Czworo działaczy Fundacji PRO – Prawo do życia zostało w grudniu uniewinnionych przez Sąd Rejonowy w Częstochowie od zarzutu związanego z prowadzeniem legalnych pikiet w obronie życia. W trakcie zgłoszonego zgromadzenia doszło do interwencji Policji i zatrzymania banneru z napisem: „Aborterzy zabijają dzieci z zespołem Downa! Ratuj nas”, przedstawiającego osobę z zespołem Downa oraz dziecko pozbawione życia w wyniku aborcji. Uczestnikom pikiety postawiono zarzut dopuszczenia się wybryku wywołującego zgorszenie w miejscu publicznym. Sąd Rejonowy stwierdził bezzasadność zarzutów oraz zarządził zwrot banneru Fundacji PRO.
Pikieta została prawidłowo zarejestrowana kilka dni wcześniej w Urzędzie Miasta Częstochowy. Jeden z uczestników zgromadzenia tak relacjonował całe zajście: – Sytuacja rozpoczęła się awanturniczą postawą małżeństwa, które natknęło się na nas podczas spaceru.

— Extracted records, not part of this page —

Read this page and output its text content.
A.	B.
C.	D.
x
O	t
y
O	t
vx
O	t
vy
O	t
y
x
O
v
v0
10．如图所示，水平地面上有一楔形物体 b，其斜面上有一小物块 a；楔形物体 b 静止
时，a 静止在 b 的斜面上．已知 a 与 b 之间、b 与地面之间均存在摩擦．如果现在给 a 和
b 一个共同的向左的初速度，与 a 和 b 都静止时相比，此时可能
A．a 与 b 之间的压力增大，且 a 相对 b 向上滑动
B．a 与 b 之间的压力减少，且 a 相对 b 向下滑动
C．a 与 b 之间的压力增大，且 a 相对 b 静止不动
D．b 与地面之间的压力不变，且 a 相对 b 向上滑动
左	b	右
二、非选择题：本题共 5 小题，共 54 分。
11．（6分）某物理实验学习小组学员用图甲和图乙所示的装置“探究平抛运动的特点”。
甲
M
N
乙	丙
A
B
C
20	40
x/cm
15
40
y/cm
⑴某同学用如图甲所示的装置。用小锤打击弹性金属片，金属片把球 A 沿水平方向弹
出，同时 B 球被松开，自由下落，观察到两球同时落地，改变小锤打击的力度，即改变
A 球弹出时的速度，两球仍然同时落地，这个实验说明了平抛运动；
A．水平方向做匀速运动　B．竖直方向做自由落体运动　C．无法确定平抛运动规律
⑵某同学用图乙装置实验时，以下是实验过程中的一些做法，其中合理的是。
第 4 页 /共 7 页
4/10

To co przedstawiał plakat rozzłościło ich i koniec końców, poskutkowało zawiadomieniem Policji – powiedział. Niezasadną interwencję Policji skomentował Rafał Gawenda, organizator zgromadzenia: „Dziwić może fakt, że funkcjonariusz żywo toczył rozmowę o aborcji, biorąc mnie niejako pod włos, pytając co by było gdybym musiał wybierać pomiędzy życiem żony a aborcją dziecka” – podsumował Gawenda. Funkcjonariusze skonfiskowali plakat Fundacji PRO, co skutkowało koniecznością odwołania zaplanowanych w najbliższym czasie pikiet w województwie śląskim.
„Kolejny już raz polski sąd staje w obronie wolności zgromadzeń i wolności słowa działaczy pro-life, ukazujących prawdę o zbrodni aborcji. Warto pamiętać, że podobne stanowisko zajął rok temu Europejski Trybunał Praw Człowieka w sprawie Annen przeciwko Niemcom. To kwestia ochrony standardów wolnej debaty publicznej w demokratycznym państwie prawa” – skomentował wyrok mec. Jerzy Kwaśniewski, wiceprezes Instytutu Ordo Iuris.